We're shit and we know we are, mused the Shouty one, descanting the Shorty one's similar comments in the immediate aftermath of that terribly undeserved kerr-azy midweek victory. We've been working on defensive plays all week, he added, qualifying that hastily with a legal addendum confirming that they always work on defence, midfield and attack in training every week. The mea culpa syndrome has extended to Kempson, a big culprit who knows it too - telling the Telegraph he was shit and he knows it and then blabbering about how important his relationship with Pearson was, but that Garner was a professional too, before tailing off in to the desolate nothingness of we've been a bit shit lately, but we'll get better soon, honest.
But a shit defence never matters so much when the opposition's is worse, does it? And although the Town managers are running scared of the entire York front three and the entire York midfield, they didn't single out any of the York defence as featuring on their fright index. Draw comfort from that, gentle reader; seek solace there, folks.
Those of you travelling to the game might also find liquid consolation in the form of Mighty Mariner's pub guide. The foam-suited funster has Tweeted us here at Cod Almighty to highlight his pick of York's mighty alehouses. "Three Legged Mare, Brigantes and Pivni are top of my hitlist," explains Mighty. "York brewery and Thornbridge should be on." Remember, kids: the Jaipur IPA is not a session beer and must be treated with caution.
What better way than a nifty change in formation to take on one of the best footballing sides in the division who, on their day, display pitiless accuracy and precision in dispatching the opposition? A collection of hurty knacks has reduced Makofo's surging power to a setting way below stun, so there's an excuse to have another go at 4-3-3 apparently. Artus will bolster the midfield. Hearn out wide on the left will still score because his goals come from cutting in from that channel. And he'll get a chance to put in a bit of a shift chasing back defensively too. Oh, it all sounds good doesn't it?

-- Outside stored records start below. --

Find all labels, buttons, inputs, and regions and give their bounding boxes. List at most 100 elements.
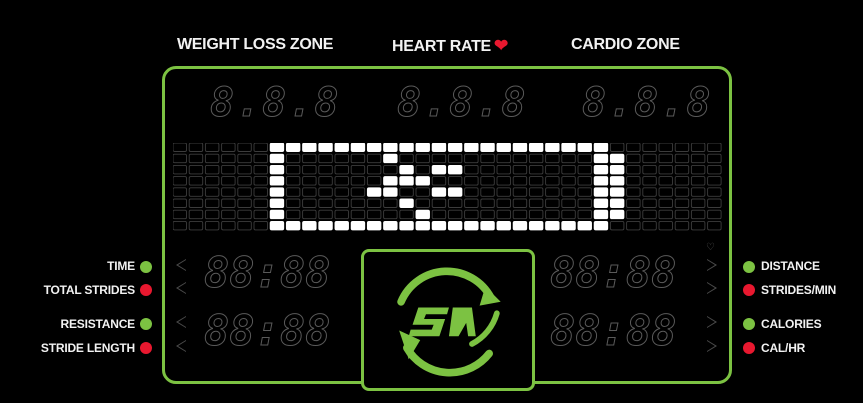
- matrix-dot: [399, 187, 414, 197]
- matrix-dot: [237, 187, 252, 197]
- matrix-dot-lit: [577, 143, 592, 152]
- right-arrow-indicator: [707, 259, 717, 271]
- matrix-dot: [642, 198, 657, 208]
- matrix-dot: [545, 176, 560, 186]
- matrix-dot-lit: [399, 220, 414, 231]
- matrix-dot: [626, 176, 641, 186]
- matrix-dot: [690, 198, 706, 208]
- matrix-dot-lit: [480, 143, 495, 152]
- matrix-dot: [464, 198, 479, 208]
- matrix-dot-lit: [366, 220, 382, 231]
- matrix-dot: [674, 220, 690, 231]
- matrix-dot: [528, 187, 544, 197]
- resistance-digits: 88:88: [203, 306, 331, 356]
- matrix-dot-lit: [399, 164, 414, 175]
- matrix-dot-lit: [447, 187, 463, 197]
- heart-icon: ❤: [493, 36, 508, 55]
- matrix-dot: [334, 164, 349, 175]
- matrix-dot: [221, 164, 236, 175]
- matrix-dot-lit: [269, 209, 285, 220]
- logo-panel: [361, 249, 535, 391]
- matrix-dot-lit: [269, 176, 285, 186]
- matrix-dot: [253, 198, 268, 208]
- matrix-dot-lit: [609, 153, 625, 164]
- heart-rate-digits: 8.8.8: [396, 80, 528, 127]
- matrix-dot-lit: [464, 220, 479, 231]
- matrix-dot: [366, 198, 382, 208]
- matrix-dot: [626, 164, 641, 175]
- matrix-dot-lit: [318, 220, 333, 231]
- matrix-dot: [173, 198, 187, 208]
- matrix-dot: [626, 220, 641, 231]
- matrix-dot-lit: [383, 220, 398, 231]
- matrix-dot: [642, 187, 657, 197]
- matrix-dot: [496, 187, 511, 197]
- matrix-dot: [626, 198, 641, 208]
- matrix-dot: [253, 187, 268, 197]
- matrix-dot: [609, 220, 625, 231]
- matrix-dot: [188, 198, 204, 208]
- matrix-dot: [253, 164, 268, 175]
- matrix-dot: [528, 153, 544, 164]
- matrix-dot: [496, 209, 511, 220]
- right-arrow-indicator: [707, 340, 717, 352]
- matrix-dot: [431, 153, 447, 164]
- matrix-dot: [658, 198, 673, 208]
- matrix-dot: [690, 176, 706, 186]
- right-arrow-indicator: [707, 282, 717, 294]
- matrix-dot-lit: [431, 187, 447, 197]
- calories-digits: 88:88: [549, 306, 677, 356]
- matrix-dot: [707, 209, 722, 220]
- sa-logo: [397, 267, 501, 377]
- matrix-dot: [707, 164, 722, 175]
- matrix-dot: [642, 209, 657, 220]
- left-arrow-indicator: [176, 282, 186, 294]
- matrix-dot: [528, 198, 544, 208]
- matrix-dot: [399, 153, 414, 164]
- matrix-dot: [658, 153, 673, 164]
- matrix-dot: [431, 176, 447, 186]
- matrix-dot: [512, 198, 528, 208]
- matrix-dot: [173, 143, 187, 152]
- right-arrow-indicator: [707, 316, 717, 328]
- matrix-dot: [302, 209, 317, 220]
- matrix-dot-lit: [609, 164, 625, 175]
- matrix-dot: [464, 209, 479, 220]
- matrix-dot: [221, 176, 236, 186]
- matrix-dot-lit: [447, 164, 463, 175]
- matrix-dot-lit: [269, 220, 285, 231]
- matrix-dot-lit: [350, 143, 366, 152]
- matrix-dot-lit: [269, 187, 285, 197]
- matrix-dot-lit: [528, 143, 544, 152]
- matrix-dot: [626, 209, 641, 220]
- matrix-dot: [334, 176, 349, 186]
- matrix-dot: [674, 198, 690, 208]
- matrix-dot: [707, 187, 722, 197]
- matrix-dot: [480, 198, 495, 208]
- matrix-dot: [528, 164, 544, 175]
- matrix-dot-lit: [399, 143, 414, 152]
- matrix-dot: [204, 143, 220, 152]
- matrix-dot: [253, 143, 268, 152]
- matrix-dot-lit: [545, 220, 560, 231]
- matrix-dot: [626, 187, 641, 197]
- matrix-dot: [237, 153, 252, 164]
- matrix-dot: [545, 209, 560, 220]
- matrix-dot-lit: [609, 209, 625, 220]
- matrix-dot: [464, 187, 479, 197]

The fact that modern players need to be spoon-fed was implicitly lamented in the excellent Radio Humberside interview with Joe Waters in midweek. The transatlantic drawl dissipated very fast back in to Grimsby-Irish as the genial midfield dynamo so close to older fans' hearts explained what a great rapport the championship-winning side had with their charismatic manager George Kerr. Modern fans see Kerr as a rambling old local radio buffoon prone to inappropriate verbal breaks of wind. But 30 years ago he had the nous to let good players play: to do what they do best. A lesson worth remembering with regard to the spark of talent we have with Liam Hearn. See yer.